According to the United States Census Bureau, the CDP has a total area of 2.5 sqmi, all land.

==Demographics==

Historical population
| Census | Pop. | Note | %± |
| 1990 | 3,377 |  | — |
| 2000 | 4,436 |  | 31.4% |
| 2010 | 4,951 |  | 11.6% |
| 2020 | 4,978 |  | 0.5% |
U.S. Decennial Census

===2020 census===
As of the 2020 census, Butler Beach had a population of 4,978. The median age was 62.5 years. 9.2% of residents were under the age of 18 and 43.3% of residents were 65 years of age or older. For every 100 females there were 91.6 males, and for every 100 females age 18 and over there were 89.2 males age 18 and over.

100.0% of residents lived in urban areas, while 0.0% lived in rural areas.

There were 2,529 households in Butler Beach, of which 12.9% had children under the age of 18 living in them. Of all households, 53.0% were married-couple households, 14.2% were households with a male householder and no spouse or partner present, and 27.4% were households with a female householder and no spouse or partner present. About 30.9% of all households were made up of individuals and 18.4% had someone living alone who was 65 years of age or older.

There were 4,530 housing units, of which 44.2% were vacant. The homeowner vacancy rate was 1.9% and the rental vacancy rate was 35.7%.

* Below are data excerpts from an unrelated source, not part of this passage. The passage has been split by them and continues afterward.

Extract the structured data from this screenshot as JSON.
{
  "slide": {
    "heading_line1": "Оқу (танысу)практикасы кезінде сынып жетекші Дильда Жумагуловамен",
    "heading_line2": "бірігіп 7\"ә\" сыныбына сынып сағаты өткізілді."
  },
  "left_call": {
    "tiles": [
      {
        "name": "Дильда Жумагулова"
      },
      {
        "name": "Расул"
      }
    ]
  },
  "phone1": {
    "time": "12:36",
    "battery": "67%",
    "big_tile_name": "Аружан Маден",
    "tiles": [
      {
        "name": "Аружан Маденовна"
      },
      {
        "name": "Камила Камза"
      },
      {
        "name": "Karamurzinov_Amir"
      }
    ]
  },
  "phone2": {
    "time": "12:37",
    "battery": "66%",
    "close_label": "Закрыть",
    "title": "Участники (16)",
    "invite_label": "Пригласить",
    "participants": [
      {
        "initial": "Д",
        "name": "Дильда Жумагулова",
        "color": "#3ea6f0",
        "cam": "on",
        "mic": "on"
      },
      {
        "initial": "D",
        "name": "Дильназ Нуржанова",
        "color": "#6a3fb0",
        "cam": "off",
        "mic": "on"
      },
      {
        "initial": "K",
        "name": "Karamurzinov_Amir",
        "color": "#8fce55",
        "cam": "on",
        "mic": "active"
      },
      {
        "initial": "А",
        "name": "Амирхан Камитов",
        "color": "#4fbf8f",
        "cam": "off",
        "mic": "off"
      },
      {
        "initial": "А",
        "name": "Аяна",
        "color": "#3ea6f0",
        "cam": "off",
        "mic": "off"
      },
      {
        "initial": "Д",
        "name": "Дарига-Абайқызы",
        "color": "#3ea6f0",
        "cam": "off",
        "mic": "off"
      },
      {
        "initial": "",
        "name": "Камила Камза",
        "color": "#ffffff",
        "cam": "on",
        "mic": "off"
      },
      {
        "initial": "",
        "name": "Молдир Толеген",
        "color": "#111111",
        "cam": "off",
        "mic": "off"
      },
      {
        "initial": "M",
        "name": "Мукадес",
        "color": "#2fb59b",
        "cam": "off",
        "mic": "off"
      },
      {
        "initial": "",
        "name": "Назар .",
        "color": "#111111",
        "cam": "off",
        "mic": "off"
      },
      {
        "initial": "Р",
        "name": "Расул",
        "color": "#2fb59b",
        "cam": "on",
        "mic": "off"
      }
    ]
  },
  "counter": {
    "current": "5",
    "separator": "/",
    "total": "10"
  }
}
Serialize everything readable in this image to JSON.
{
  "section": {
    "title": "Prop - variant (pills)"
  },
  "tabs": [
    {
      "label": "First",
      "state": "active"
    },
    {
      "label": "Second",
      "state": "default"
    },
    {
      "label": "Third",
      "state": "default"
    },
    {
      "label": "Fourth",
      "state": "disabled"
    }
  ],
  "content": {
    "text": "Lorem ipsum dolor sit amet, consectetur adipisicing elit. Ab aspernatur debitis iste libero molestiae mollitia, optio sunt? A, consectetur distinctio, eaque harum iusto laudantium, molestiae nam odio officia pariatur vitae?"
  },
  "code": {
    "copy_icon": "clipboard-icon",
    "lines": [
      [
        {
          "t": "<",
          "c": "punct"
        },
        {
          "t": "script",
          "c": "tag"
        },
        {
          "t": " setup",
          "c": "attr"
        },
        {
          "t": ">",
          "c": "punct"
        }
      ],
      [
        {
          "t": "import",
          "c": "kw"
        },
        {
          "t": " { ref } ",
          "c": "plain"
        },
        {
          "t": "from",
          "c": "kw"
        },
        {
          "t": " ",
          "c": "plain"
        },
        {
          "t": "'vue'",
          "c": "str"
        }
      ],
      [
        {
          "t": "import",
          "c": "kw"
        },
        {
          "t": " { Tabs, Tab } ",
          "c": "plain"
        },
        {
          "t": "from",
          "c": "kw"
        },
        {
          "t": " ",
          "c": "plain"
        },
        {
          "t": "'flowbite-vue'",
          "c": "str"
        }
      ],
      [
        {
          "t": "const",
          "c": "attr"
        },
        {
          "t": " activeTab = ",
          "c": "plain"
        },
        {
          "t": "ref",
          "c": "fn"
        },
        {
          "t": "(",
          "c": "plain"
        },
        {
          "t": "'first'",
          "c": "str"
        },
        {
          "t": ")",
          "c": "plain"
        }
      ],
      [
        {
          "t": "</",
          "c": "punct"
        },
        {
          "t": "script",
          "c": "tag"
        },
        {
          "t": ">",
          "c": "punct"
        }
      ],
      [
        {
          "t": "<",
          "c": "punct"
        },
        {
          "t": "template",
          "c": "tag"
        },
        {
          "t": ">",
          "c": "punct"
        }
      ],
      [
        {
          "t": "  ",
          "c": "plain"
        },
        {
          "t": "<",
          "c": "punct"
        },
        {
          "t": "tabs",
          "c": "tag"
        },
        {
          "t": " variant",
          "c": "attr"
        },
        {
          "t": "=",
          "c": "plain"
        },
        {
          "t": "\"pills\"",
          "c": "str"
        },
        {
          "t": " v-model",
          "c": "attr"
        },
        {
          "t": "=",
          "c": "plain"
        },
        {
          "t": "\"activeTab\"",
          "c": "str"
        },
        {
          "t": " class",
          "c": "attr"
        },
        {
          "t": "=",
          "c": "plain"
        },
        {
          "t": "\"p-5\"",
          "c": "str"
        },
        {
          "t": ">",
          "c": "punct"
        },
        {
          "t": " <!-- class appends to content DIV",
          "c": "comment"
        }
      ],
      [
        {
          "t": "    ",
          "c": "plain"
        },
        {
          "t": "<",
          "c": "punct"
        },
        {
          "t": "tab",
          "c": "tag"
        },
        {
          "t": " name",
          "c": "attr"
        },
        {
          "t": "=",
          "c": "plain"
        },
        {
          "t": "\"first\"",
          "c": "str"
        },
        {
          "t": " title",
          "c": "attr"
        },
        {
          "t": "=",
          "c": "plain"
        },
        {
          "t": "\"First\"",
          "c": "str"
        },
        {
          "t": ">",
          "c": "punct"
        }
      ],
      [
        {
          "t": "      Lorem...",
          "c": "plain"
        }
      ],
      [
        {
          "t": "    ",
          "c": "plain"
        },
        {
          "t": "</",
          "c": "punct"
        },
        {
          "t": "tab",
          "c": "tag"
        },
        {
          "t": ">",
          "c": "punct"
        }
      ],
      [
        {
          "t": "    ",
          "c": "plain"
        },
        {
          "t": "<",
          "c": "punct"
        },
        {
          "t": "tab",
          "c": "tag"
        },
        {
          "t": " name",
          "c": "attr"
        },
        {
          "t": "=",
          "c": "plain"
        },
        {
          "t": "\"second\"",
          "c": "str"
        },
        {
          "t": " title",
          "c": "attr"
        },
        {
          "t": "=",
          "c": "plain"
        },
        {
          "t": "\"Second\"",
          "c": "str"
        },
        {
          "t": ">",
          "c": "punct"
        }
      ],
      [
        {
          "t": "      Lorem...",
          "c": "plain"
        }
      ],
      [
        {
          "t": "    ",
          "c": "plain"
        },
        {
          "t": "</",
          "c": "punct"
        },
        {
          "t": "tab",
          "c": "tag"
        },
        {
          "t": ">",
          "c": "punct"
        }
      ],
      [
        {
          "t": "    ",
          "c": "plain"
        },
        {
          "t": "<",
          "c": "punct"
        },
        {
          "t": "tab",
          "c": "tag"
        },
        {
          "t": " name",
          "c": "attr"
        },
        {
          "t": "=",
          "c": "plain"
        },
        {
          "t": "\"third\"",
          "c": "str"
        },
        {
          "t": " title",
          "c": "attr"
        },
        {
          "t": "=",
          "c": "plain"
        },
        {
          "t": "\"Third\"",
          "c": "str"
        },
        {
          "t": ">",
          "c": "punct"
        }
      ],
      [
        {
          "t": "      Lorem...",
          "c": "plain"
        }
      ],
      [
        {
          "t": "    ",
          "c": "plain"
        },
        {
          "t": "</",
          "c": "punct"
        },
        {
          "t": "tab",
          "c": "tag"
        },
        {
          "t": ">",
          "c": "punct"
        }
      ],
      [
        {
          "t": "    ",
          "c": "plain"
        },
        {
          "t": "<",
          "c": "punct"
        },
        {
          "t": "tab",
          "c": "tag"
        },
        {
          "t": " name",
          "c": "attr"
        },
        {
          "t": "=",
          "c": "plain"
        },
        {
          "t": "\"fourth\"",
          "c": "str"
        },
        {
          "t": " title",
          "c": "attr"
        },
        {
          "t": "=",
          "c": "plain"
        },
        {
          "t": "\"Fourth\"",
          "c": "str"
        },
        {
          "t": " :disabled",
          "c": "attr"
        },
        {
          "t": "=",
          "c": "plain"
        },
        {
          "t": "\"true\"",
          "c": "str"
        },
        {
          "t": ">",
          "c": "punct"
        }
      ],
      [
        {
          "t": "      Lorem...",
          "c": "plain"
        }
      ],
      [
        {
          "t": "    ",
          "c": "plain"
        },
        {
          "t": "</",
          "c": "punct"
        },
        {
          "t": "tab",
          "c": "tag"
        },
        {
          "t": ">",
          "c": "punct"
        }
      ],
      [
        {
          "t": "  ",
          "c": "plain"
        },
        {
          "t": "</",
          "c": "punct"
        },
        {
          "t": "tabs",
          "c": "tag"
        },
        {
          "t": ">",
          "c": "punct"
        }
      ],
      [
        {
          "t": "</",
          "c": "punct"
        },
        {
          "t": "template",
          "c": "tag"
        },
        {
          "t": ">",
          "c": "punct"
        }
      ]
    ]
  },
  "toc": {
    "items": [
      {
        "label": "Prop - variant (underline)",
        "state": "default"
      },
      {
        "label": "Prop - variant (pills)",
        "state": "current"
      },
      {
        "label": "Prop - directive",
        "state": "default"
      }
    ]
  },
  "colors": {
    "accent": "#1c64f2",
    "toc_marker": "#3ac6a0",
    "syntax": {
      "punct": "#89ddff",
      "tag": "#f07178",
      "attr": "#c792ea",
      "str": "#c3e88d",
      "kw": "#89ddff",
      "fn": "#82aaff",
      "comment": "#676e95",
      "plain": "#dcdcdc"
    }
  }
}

Racial composition as of the 2020 census
| Race | Number | Percent |
|---|---|---|
| White | 4,600 | 92.4% |
| Black or African American | 33 | 0.7% |
| American Indian and Alaska Native | 11 | 0.2% |
| Asian | 22 | 0.4% |
| Native Hawaiian and Other Pacific Islander | 2 | 0.0% |
| Some other race | 26 | 0.5% |
| Two or more races | 284 | 5.7% |
| Hispanic or Latino (of any race) | 211 | 4.2% |

===2000 census===
As of the census of 2000, there were 4,436 people, 2,152 households, and 1,385 families residing in the CDP. The population density was 1,783.0 PD/sqmi. There were 3,694 housing units at an average density of 1,484.8 /sqmi. The racial makeup of the CDP was 97.97% White, 0.29% African American, 0.18% Native American, 0.70% Asian, 0.41% from other races, and 0.45% from two or more races. Hispanic or Latino of any race were 1.49% of the population.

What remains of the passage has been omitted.